Producer input and output prices were already rising rapidly and the decline in the sterling ERI would
boost import costs further. The impact of these short-term pressures on CPI inflation was likely to
fade later in 2008, so that inflation was likely to fall back towards the target. But measures of inflation
expectations had not fallen in line with actual CPI inflation following its peak during 2007. There was
a risk that above-target CPI inflation in the near term would affect inflation expectations, and hence
have some tendency to persist in the medium term.
mpc: 35 Given this outlook for inflation, the Committee noted that some slowing of demand growth, by
reducing the pressure on capacity, was likely to be necessary to return inflation to target in the medium
term. The Committee needed to balance the risk that a sharp slowing in activity would pull inflation
below the target in the medium term against the risk that elevated inflation expectations would keep
inflation above target. Changes in Bank Rate could not be expected to smooth out all short-term
fluctuations in output growth.
mpc: 36 For a majority of Committee members, balancing these key risks required an immediate
reduction in Bank Rate of 25 basis points. Interest rates were probably still bearing down on demand,
partly because higher market spreads meant that the level of Bank Rate consistent with any given
monetary stance was lower than it had been before spreads had widened. The February
Inflation
Report, and its accompanying projections, would set out in detail the upside and downside risks to the
outlook for inflation. The central projection suggested that there was most likely to be some spare
capacity in the economy, even if interest rates followed the path implied by market yields. That would
therefore help to ensure that inflation returned to the 2% target in the medium term.
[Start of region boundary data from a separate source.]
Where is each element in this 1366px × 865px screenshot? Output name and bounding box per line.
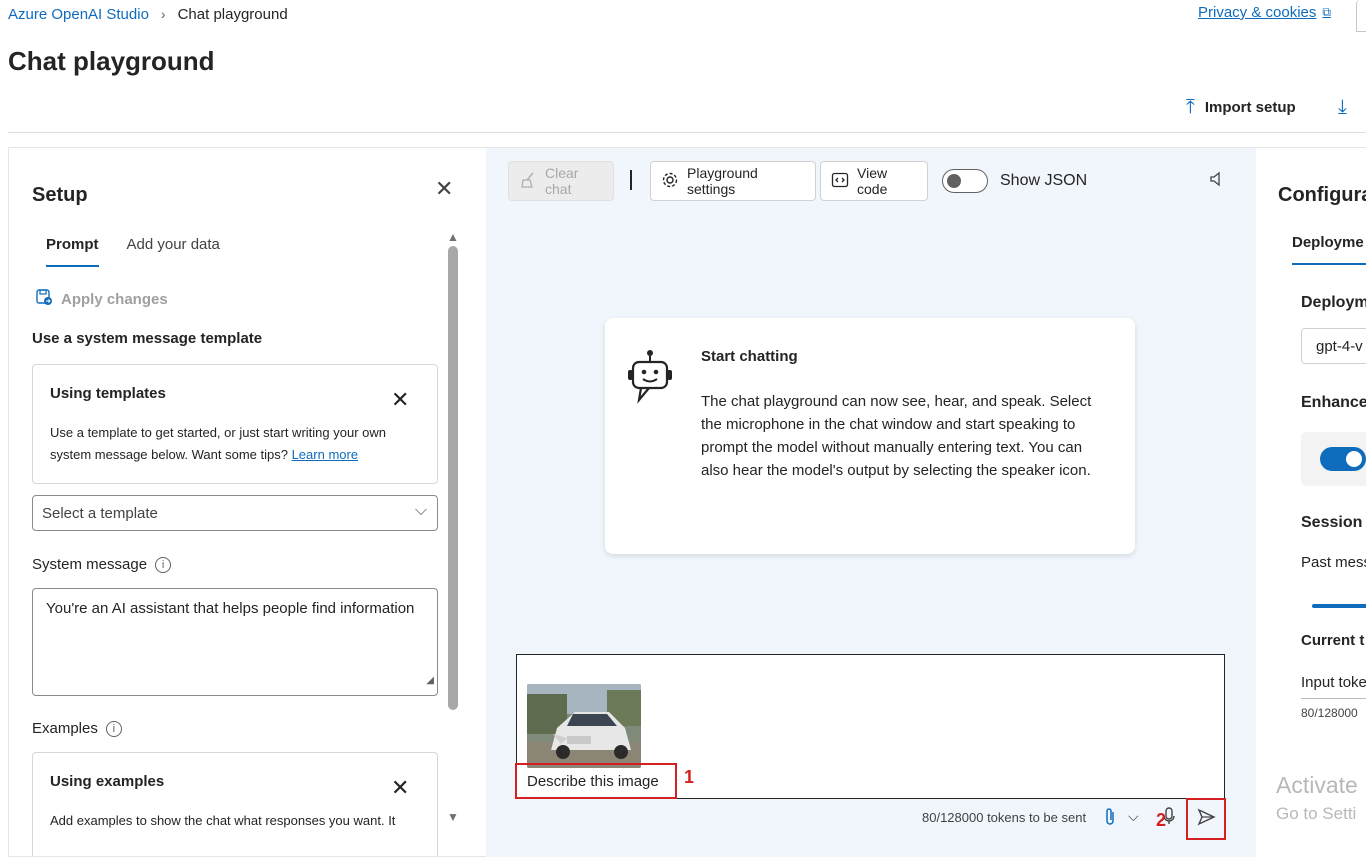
templates-card-title: Using templates <box>50 385 166 402</box>
deployment-select[interactable]: gpt-4-v <box>1301 328 1366 364</box>
activation-watermark-subtitle: Go to Setti <box>1276 804 1357 823</box>
toggle-knob <box>947 174 961 188</box>
apply-changes-label: Apply changes <box>61 291 168 308</box>
activation-watermark-title: Activate <box>1276 772 1358 798</box>
view-code-label: View code <box>857 165 888 197</box>
gear-icon <box>661 171 679 192</box>
privacy-link[interactable]: Privacy & cookies ⧉ <box>1198 4 1331 21</box>
input-tokens-label: Input toke <box>1301 674 1366 691</box>
token-count: 80/128000 tokens to be sent <box>922 810 1087 825</box>
start-chatting-title: Start chatting <box>701 348 798 365</box>
breadcrumb-current: Chat playground <box>177 5 288 23</box>
toggle-knob <box>1346 451 1362 467</box>
system-message-label: System message i <box>32 556 172 573</box>
annotation-number-2: 2 <box>1156 810 1167 830</box>
examples-label: Examples i <box>32 720 122 737</box>
system-message-value: You're an AI assistant that helps people… <box>46 600 415 617</box>
send-button[interactable] <box>1186 798 1226 840</box>
header-divider <box>8 132 1366 133</box>
breadcrumb: Azure OpenAI Studio › Chat playground <box>8 4 288 24</box>
configuration-panel: Configura Deployme Deploym gpt-4-v Enhan… <box>1256 147 1366 857</box>
deployment-label: Deploym <box>1301 294 1366 311</box>
attach-icon[interactable] <box>1103 807 1117 832</box>
broom-icon <box>519 171 537 192</box>
playground-settings-label: Playground settings <box>687 165 758 197</box>
external-link-icon: ⧉ <box>1322 5 1331 19</box>
import-setup-label: Import setup <box>1204 99 1296 116</box>
privacy-link-label[interactable]: Privacy & cookies <box>1198 4 1316 21</box>
resize-grip-icon[interactable]: ◢ <box>426 670 434 692</box>
template-heading: Use a system message template <box>32 330 263 347</box>
chat-input-box[interactable]: Describe this image 1 <box>515 654 1225 799</box>
enhance-toggle[interactable] <box>1320 447 1366 471</box>
close-icon[interactable]: ✕ <box>435 176 453 202</box>
configuration-title: Configura <box>1278 184 1366 206</box>
enhance-label: Enhance <box>1301 394 1366 411</box>
input-tokens-divider <box>1301 698 1366 699</box>
toolbar-divider <box>630 170 632 190</box>
setup-panel: Setup ✕ Prompt Add your data Apply chang… <box>8 147 486 857</box>
show-json-toggle[interactable] <box>942 169 988 193</box>
start-chatting-card: Start chatting The chat playground can n… <box>605 318 1135 554</box>
playground-settings-button[interactable]: Playground settings <box>650 161 816 201</box>
chevron-down-icon: ⌵ <box>414 502 427 519</box>
examples-card-title: Using examples <box>50 773 165 790</box>
save-icon <box>35 288 53 311</box>
scrollbar-thumb[interactable] <box>448 246 458 710</box>
show-json-label: Show JSON <box>1000 172 1088 189</box>
annotation-number-1: 1 <box>684 767 695 787</box>
enhance-toggle-container <box>1301 432 1366 486</box>
clear-chat-label: Clear chat <box>545 165 579 197</box>
system-message-label-text: System message <box>32 556 148 573</box>
examples-card: Using examples ✕ Add examples to show th… <box>32 752 438 856</box>
past-messages-slider[interactable] <box>1312 604 1366 608</box>
session-label: Session <box>1301 514 1363 531</box>
bot-icon <box>625 348 675 404</box>
system-message-textarea[interactable]: You're an AI assistant that helps people… <box>32 588 438 696</box>
templates-card: Using templates ✕ Use a template to get … <box>32 364 438 484</box>
view-code-button[interactable]: View code <box>820 161 928 201</box>
start-chatting-body: The chat playground can now see, hear, a… <box>701 393 1092 479</box>
page-title: Chat playground <box>8 46 215 76</box>
chat-panel: Clear chat Playground settings View code… <box>486 147 1256 857</box>
annotation-box-1 <box>515 763 677 799</box>
chevron-down-icon[interactable]: ⌵ <box>1128 808 1139 825</box>
tab-add-your-data[interactable]: Add your data <box>127 236 220 267</box>
templates-card-body: Use a template to get started, or just s… <box>50 422 420 466</box>
speaker-icon[interactable] <box>1208 170 1226 193</box>
download-icon[interactable]: ⤓ <box>1338 96 1347 119</box>
send-icon <box>1196 807 1216 832</box>
setup-scrollbar[interactable]: ▲ ▼ <box>445 230 461 830</box>
info-icon[interactable]: i <box>105 720 122 737</box>
header-edge-control[interactable] <box>1356 0 1366 32</box>
import-setup-button[interactable]: ⤒ Import setup <box>1186 96 1296 119</box>
setup-tabs: Prompt Add your data <box>46 236 220 267</box>
close-icon[interactable]: ✕ <box>391 775 409 801</box>
scroll-down-arrow-icon[interactable]: ▼ <box>447 810 459 824</box>
current-token-label: Current t <box>1301 632 1365 649</box>
attached-image-thumbnail[interactable] <box>527 684 641 768</box>
learn-more-link[interactable]: Learn more <box>292 447 358 462</box>
chevron-right-icon: › <box>160 6 166 22</box>
scroll-up-arrow-icon[interactable]: ▲ <box>447 230 459 244</box>
examples-card-body: Add examples to show the chat what respo… <box>50 813 396 828</box>
code-icon <box>831 171 849 192</box>
tab-deployment[interactable]: Deployme <box>1292 234 1366 265</box>
template-select[interactable]: Select a template ⌵ <box>32 495 438 531</box>
examples-label-text: Examples <box>32 720 98 737</box>
past-messages-label: Past mess <box>1301 554 1366 571</box>
breadcrumb-root-link[interactable]: Azure OpenAI Studio <box>8 6 149 23</box>
close-icon[interactable]: ✕ <box>391 387 409 413</box>
info-icon[interactable]: i <box>155 556 172 573</box>
upload-icon: ⤒ <box>1186 96 1195 118</box>
apply-changes-button[interactable]: Apply changes <box>35 288 168 311</box>
setup-title: Setup <box>32 184 88 206</box>
tab-prompt[interactable]: Prompt <box>46 236 99 267</box>
template-select-value: Select a template <box>42 505 158 522</box>
input-tokens-value: 80/128000 <box>1301 706 1358 720</box>
clear-chat-button[interactable]: Clear chat <box>508 161 614 201</box>
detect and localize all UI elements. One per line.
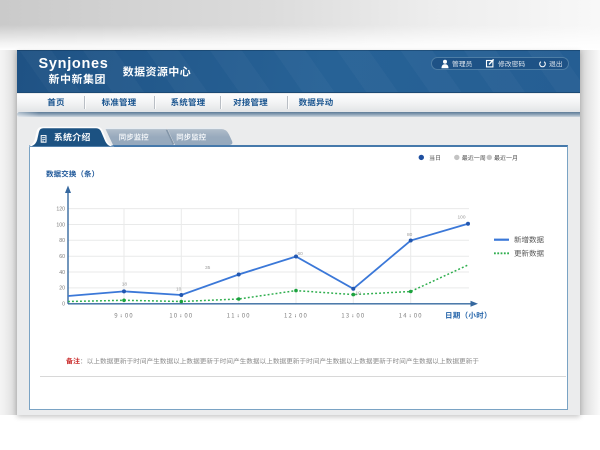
svg-text:60: 60 <box>59 254 65 260</box>
svg-text:60: 60 <box>298 251 304 257</box>
svg-text:35: 35 <box>205 265 211 271</box>
svg-text:0: 0 <box>62 302 65 308</box>
svg-text:100: 100 <box>458 215 466 221</box>
svg-text:80: 80 <box>59 238 65 244</box>
svg-text:40: 40 <box>59 270 65 276</box>
svg-text:20: 20 <box>59 286 65 292</box>
svg-text:80: 80 <box>407 232 413 238</box>
svg-text:10: 10 <box>356 291 362 297</box>
svg-text:120: 120 <box>56 206 65 212</box>
svg-text:10: 10 <box>176 287 182 293</box>
svg-text:100: 100 <box>56 222 65 228</box>
svg-text:18: 18 <box>122 282 128 288</box>
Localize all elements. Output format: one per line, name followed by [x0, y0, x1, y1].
mpc: 37 For one member, more weight should be placed on the risk of a very sharp slowdown in UK
growth. There were similarities between the recent data and outlook for the United Kingdom and
those for the United States several months previously, especially in the labour market. Subdued pay
pressures and increasing spare capacity in firms would mean that the prospective short-term rise in
inflation should not carry through to the medium term. For this member, a larger, precautionary
reduction in Bank Rate was warranted, bringing forward cuts already built into the yield curve.
mpc: 38
The Governor invited the Committee to vote on the proposition that Bank Rate should be
reduced by 25 basis points to 5.25%. Eight members of the Committee (the Governor, Rachel Lomax,
John Gieve, Kate Barker, Charles Bean, Tim Besley, Andrew Sentance and Paul Tucker) voted in
favour of the proposition. David Blanchflower voted against, preferring a reduction in Bank Rate of
50 basis points.
39
The following members of the Committee were present:
Mervyn King, Governor Rachel Lomax, Deputy Governor responsible for monetary policy John Gieve, Deputy Governor responsible for financial stability Kate Barker Charles Bean Tim Besley David Blanchflower Andrew Sentance Paul Tucker Dave Ramsden was present as the Treasury representative.